Frau Heinen-Esser und OECD-Umweltdirektor Simon Upton

[Dank]

Sehr geehrte Damen und Herren,sehr geehrter Herr Upton,sehr geehrter Herr Gillespie,sehr geehrte Frau Capozza,

ich freue mich sehr, heute den Umweltprüfbericht 2012 der OECD entgegennehmen zu dürfen. Es ist nach 1993 und 2001 der dritte Bericht der OECD, der zehn Jahre deutscher Umweltpolitik bilanziert und kritisch auswertet.

Zunächst möchte ich Simon Upton, Herrn Gillespie, Frau Capozza und auch den hier heute nicht anwesenden Mitarbeiterinnen und Mitarbeitern des OECD-Sekretariats ganz herzlich danken. Der Bericht ist das Ergebnis von etwa anderthalb Jahren intensiver Arbeit. Es ist sicherlich nicht leicht, das komplexe institutionelle Gefüge und die zahlreichen Besonderheiten im politischen System eines Staates – und auch der politischen Kultur – aus der Außenperspektive schnell zu durchdringen. Ich möchte hier nur als Beispiel unser föderales System mit seiner Kompetenzverteilung in der Gesetzgebung erwähnen. Die Autorinnen und Autoren des Berichts haben sich in diese und viele andere Aspekte eingearbeitet, die für die Gestaltung der deutschen Umweltpolitik wichtig sind.

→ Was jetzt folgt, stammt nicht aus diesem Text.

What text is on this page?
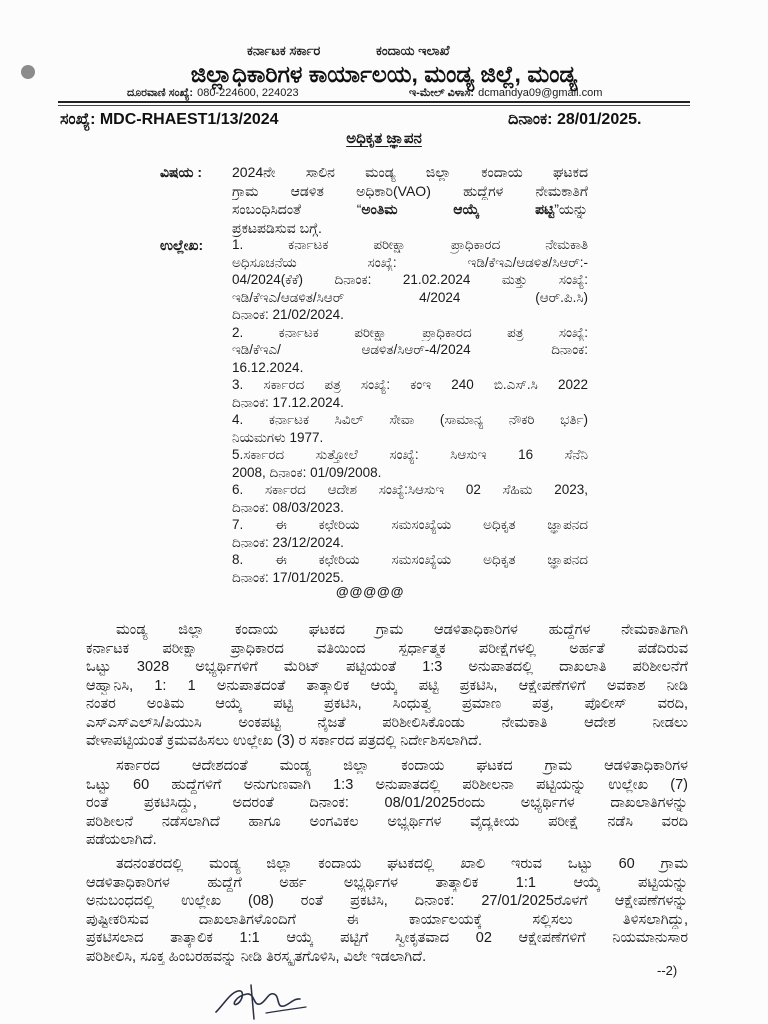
ಕರ್ನಾಟಕ ಸರ್ಕಾರ	ಕಂದಾಯ ಇಲಾಖೆ
ಜಿಲ್ಲಾಧಿಕಾರಿಗಳ ಕಾರ್ಯಾಲಯ, ಮಂಡ್ಯ ಜಿಲ್ಲೆ, ಮಂಡ್ಯ
ದೂರವಾಣಿ ಸಂಖ್ಯೆ: 080-224600, 224023	ಇ-ಮೇಲ್ ವಿಳಾಸ: dcmandya09@gmail.com
ಸಂಖ್ಯೆ: MDC-RHAEST1/13/2024	ದಿನಾಂಕ: 28/01/2025.
ಅಧಿಕೃತ ಜ್ಞಾಪನ
ವಿಷಯ : 2024ನೇ ಸಾಲಿನ ಮಂಡ್ಯ ಜಿಲ್ಲಾ ಕಂದಾಯ ಘಟಕದ
ಗ್ರಾಮ ಆಡಳಿತ ಅಧಿಕಾರಿ(VAO) ಹುದ್ದೆಗಳ ನೇಮಕಾತಿಗೆ
ಸಂಬಂಧಿಸಿದಂತೆ “ಅಂತಿಮ ಆಯ್ಕೆ ಪಟ್ಟಿ”ಯನ್ನು
ಪ್ರಕಟಪಡಿಸುವ ಬಗ್ಗೆ.
ಉಲ್ಲೇಖ: 1. ಕರ್ನಾಟಕ ಪರೀಕ್ಷಾ ಪ್ರಾಧಿಕಾರದ ನೇಮಕಾತಿ
ಅಧಿಸೂಚನೆಯ ಸಂಖ್ಯೆ: ಇಡಿ/ಕೆಇಎ/ಆಡಳಿತ/ಸಿಆರ್:-
04/2024(ಕೆಕೆ) ದಿನಾಂಕ: 21.02.2024 ಮತ್ತು ಸಂಖ್ಯೆ:
ಇಡಿ/ಕೆಇಎ/ಆಡಳಿತ/ಸಿಆರ್ 4/2024 (ಆರ್.ಪಿ.ಸಿ)
ದಿನಾಂಕ: 21/02/2024.
2. ಕರ್ನಾಟಕ ಪರೀಕ್ಷಾ ಪ್ರಾಧಿಕಾರದ ಪತ್ರ ಸಂಖ್ಯೆ:
ಇಡಿ/ಕೆಇಎ/ ಆಡಳಿತ/ಸಿಆರ್-4/2024 ದಿನಾಂಕ:
16.12.2024.
3. ಸರ್ಕಾರದ ಪತ್ರ ಸಂಖ್ಯೆ: ಕಂಇ 240 ಬಿ.ಎಸ್.ಸಿ 2022
ದಿನಾಂಕ: 17.12.2024.
4. ಕರ್ನಾಟಕ ಸಿವಿಲ್ ಸೇವಾ (ಸಾಮಾನ್ಯ ನೌಕರಿ ಭರ್ತಿ)
ನಿಯಮಗಳು 1977.
5.ಸರ್ಕಾರದ ಸುತ್ತೋಲೆ ಸಂಖ್ಯೆ: ಸಿಆಸುಇ 16 ಸೆನೆನಿ
2008, ದಿನಾಂಕ: 01/09/2008.
6. ಸರ್ಕಾರದ ಆದೇಶ ಸಂಖ್ಯೆ:ಸಿಆಸುಇ 02 ಸೆಹಿಮ 2023,
ದಿನಾಂಕ: 08/03/2023.
7. ಈ ಕಛೇರಿಯ ಸಮಸಂಖ್ಯೆಯ ಅಧಿಕೃತ ಜ್ಞಾಪನದ
ದಿನಾಂಕ: 23/12/2024.
8. ಈ ಕಛೇರಿಯ ಸಮಸಂಖ್ಯೆಯ ಅಧಿಕೃತ ಜ್ಞಾಪನದ
ದಿನಾಂಕ: 17/01/2025.
@@@@@
ಮಂಡ್ಯ ಜಿಲ್ಲಾ ಕಂದಾಯ ಘಟಕದ ಗ್ರಾಮ ಆಡಳಿತಾಧಿಕಾರಿಗಳ ಹುದ್ದೆಗಳ ನೇಮಕಾತಿಗಾಗಿ
ಕರ್ನಾಟಕ ಪರೀಕ್ಷಾ ಪ್ರಾಧಿಕಾರದ ವತಿಯಿಂದ ಸ್ಪರ್ಧಾತ್ಮಕ ಪರೀಕ್ಷೆಗಳಲ್ಲಿ ಅರ್ಹತೆ ಪಡೆದಿರುವ
ಒಟ್ಟು 3028 ಅಭ್ಯರ್ಥಿಗಳಿಗೆ ಮೆರಿಟ್ ಪಟ್ಟಿಯಂತೆ 1:3 ಅನುಪಾತದಲ್ಲಿ ದಾಖಲಾತಿ ಪರಿಶೀಲನೆಗೆ
ಆಹ್ವಾನಿಸಿ, 1: 1 ಅನುಪಾತದಂತೆ ತಾತ್ಕಾಲಿಕ ಆಯ್ಕೆ ಪಟ್ಟಿ ಪ್ರಕಟಿಸಿ, ಆಕ್ಷೇಪಣೆಗಳಿಗೆ ಅವಕಾಶ ನೀಡಿ
ನಂತರ ಅಂತಿಮ ಆಯ್ಕೆ ಪಟ್ಟಿ ಪ್ರಕಟಿಸಿ, ಸಿಂಧುತ್ವ ಪ್ರಮಾಣ ಪತ್ರ, ಪೊಲೀಸ್ ವರದಿ,
ಎಸ್‌ಎಸ್‌ಎಲ್‌ಸಿ/ಪಿಯುಸಿ ಅಂಕಪಟ್ಟಿ ನೈಜತೆ ಪರಿಶೀಲಿಸಿಕೊಂಡು ನೇಮಕಾತಿ ಆದೇಶ ನೀಡಲು
ವೇಳಾಪಟ್ಟಿಯಂತೆ ಕ್ರಮವಹಿಸಲು ಉಲ್ಲೇಖ (3) ರ ಸರ್ಕಾರದ ಪತ್ರದಲ್ಲಿ ನಿರ್ದೇಶಿಸಲಾಗಿದೆ.
ಸರ್ಕಾರದ ಆದೇಶದಂತೆ ಮಂಡ್ಯ ಜಿಲ್ಲಾ ಕಂದಾಯ ಘಟಕದ ಗ್ರಾಮ ಆಡಳಿತಾಧಿಕಾರಿಗಳ
ಒಟ್ಟು 60 ಹುದ್ದೆಗಳಿಗೆ ಅನುಗುಣವಾಗಿ 1:3 ಅನುಪಾತದಲ್ಲಿ ಪರಿಶೀಲನಾ ಪಟ್ಟಿಯನ್ನು ಉಲ್ಲೇಖ (7)
ರಂತೆ ಪ್ರಕಟಿಸಿದ್ದು, ಅದರಂತೆ ದಿನಾಂಕ: 08/01/2025ರಂದು ಅಭ್ಯರ್ಥಿಗಳ ದಾಖಲಾತಿಗಳನ್ನು
ಪರಿಶೀಲನೆ ನಡೆಸಲಾಗಿದೆ ಹಾಗೂ ಅಂಗವಿಕಲ ಅಭ್ಯರ್ಥಿಗಳ ವೈದ್ಯಕೀಯ ಪರೀಕ್ಷೆ ನಡೆಸಿ ವರದಿ
ಪಡೆಯಲಾಗಿದೆ.
ತದನಂತರದಲ್ಲಿ ಮಂಡ್ಯ ಜಿಲ್ಲಾ ಕಂದಾಯ ಘಟಕದಲ್ಲಿ ಖಾಲಿ ಇರುವ ಒಟ್ಟು 60 ಗ್ರಾಮ
ಆಡಳಿತಾಧಿಕಾರಿಗಳ ಹುದ್ದೆಗೆ ಅರ್ಹ ಅಭ್ಯರ್ಥಿಗಳ ತಾತ್ಕಾಲಿಕ 1:1 ಆಯ್ಕೆ ಪಟ್ಟಿಯನ್ನು
ಅನುಬಂಧದಲ್ಲಿ ಉಲ್ಲೇಖ (08) ರಂತೆ ಪ್ರಕಟಿಸಿ, ದಿನಾಂಕ: 27/01/2025ರೊಳಗೆ ಆಕ್ಷೇಪಣೆಗಳನ್ನು
ಪುಷ್ಟೀಕರಿಸುವ ದಾಖಲಾತಿಗಳೊಂದಿಗೆ ಈ ಕಾರ್ಯಾಲಯಕ್ಕೆ ಸಲ್ಲಿಸಲು ತಿಳಿಸಲಾಗಿದ್ದು,
ಪ್ರಕಟಿಸಲಾದ ತಾತ್ಕಾಲಿಕ 1:1 ಆಯ್ಕೆ ಪಟ್ಟಿಗೆ ಸ್ವೀಕೃತವಾದ 02 ಆಕ್ಷೇಪಣೆಗಳಿಗೆ ನಿಯಮಾನುಸಾರ
ಪರಿಶೀಲಿಸಿ, ಸೂಕ್ತ ಹಿಂಬರಹವನ್ನು ನೀಡಿ ತಿರಸ್ಕೃತಗೊಳಿಸಿ, ವಿಲೇ ಇಡಲಾಗಿದೆ.
--2)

Auf diese Weise waren sie in der Lage, uns insgesamt 29 Empfehlungen zu geben, wie wir unsere Umweltpolitik noch besser, effizienter und effektiver machen können.

Ich danke der OECD auch für die sehr gute Zusammenarbeit. Die Bereisung durch die OECD-Delegation im Frühjahr 2011 war eine Woche des fachlich intensiven und produktiven Austauschs mit Vertreterinnen und Vertretern des Bundesumweltministeriums und vielen anderen Ressorts und Akteuren. Auch die Sitzung im Januar in Paris - die meisten Delegationsmitglieder sind auch heute hier wieder mit am Tisch - war nach unserem Empfinden ein sehr produktiver Austausch.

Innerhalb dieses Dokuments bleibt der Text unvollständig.